I haven't heard such a clear articulation of what's really ailing the environmental movement for a long time.

That interview springs from Paul Kingsnorth's recent article in Orion Magazine, Dark Ecology: Searching for truth in a post-green world. I share many of Kingsnorth's complaints regarding the state of the so-called "environmental movement". I became aware of environmental problems decades ago as a new resident of California when I found that the smog in the SF Bay Area at that time made me quite ill. I've joined in with others to attempt to change the situation thru political action and found the results generally a waste of time. The reason for this is the dawning awareness that the real problem is that society is so fundamentally flawed that the necessary basic change is ultimately impossible.

Those of us who worry about Peak Oil or Climate Change should know by now how difficult it will be to turn things around. Oh, sure, we as individuals can make major changes in our individual lives, but we are still trapped within the larger context of industrial civilization surrounded on all sides by people who have no clue or concerns about how these problems will impact their future. Perhaps Kingsnorth's conclusions, referring to comments from Ted Kaczynski, that change is impossible until the underlying system collapses, may turn out to be true. I may have hopes that this isn't true, but I see little progress after more than 40 years of observation...

E. Swanson

Though change is difficult and takes a long time, California has managed to get a grip on the smog problem. Especially down in LA. Between catalytic converters, careful fuel mixes, rigorous smog checking of vehicles, and fuel additives, the amount of smog is much lower now than a few decades ago and that is despite far more people living here now.

I don't know if we have that much time to deal with peak oil & climate change. But at least with the ZEV requirements will make sure that oil-free cars are available for purchase by those that want to take advantage of them. That will help with peak oil.

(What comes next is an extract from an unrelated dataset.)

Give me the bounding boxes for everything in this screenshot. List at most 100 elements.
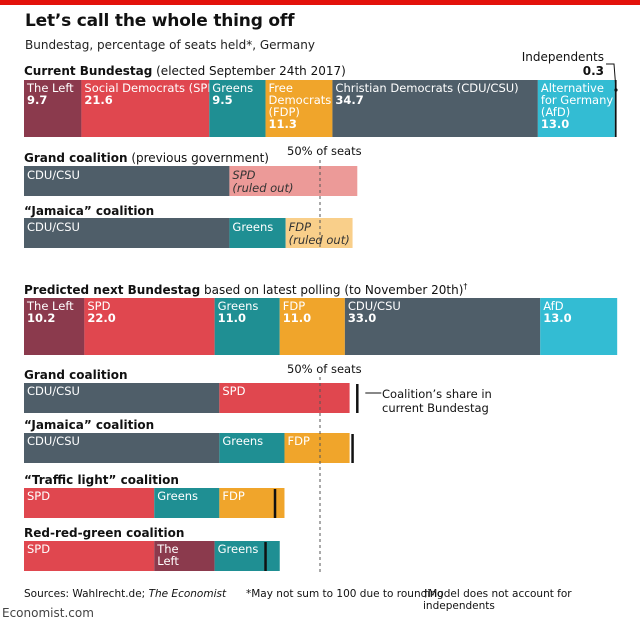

But climate change? . . . California is making an effort, especially with the big renewable portfolio standards. But climate change is a world-wide problem that requires action all over. Especially in places where they are burning down forests and building too many coal plants. But as I always say, I think it is going to take several catastrophic climate-changed caused events before humans start to address the problem seriously. Perhaps we have to lose a few coastal cities.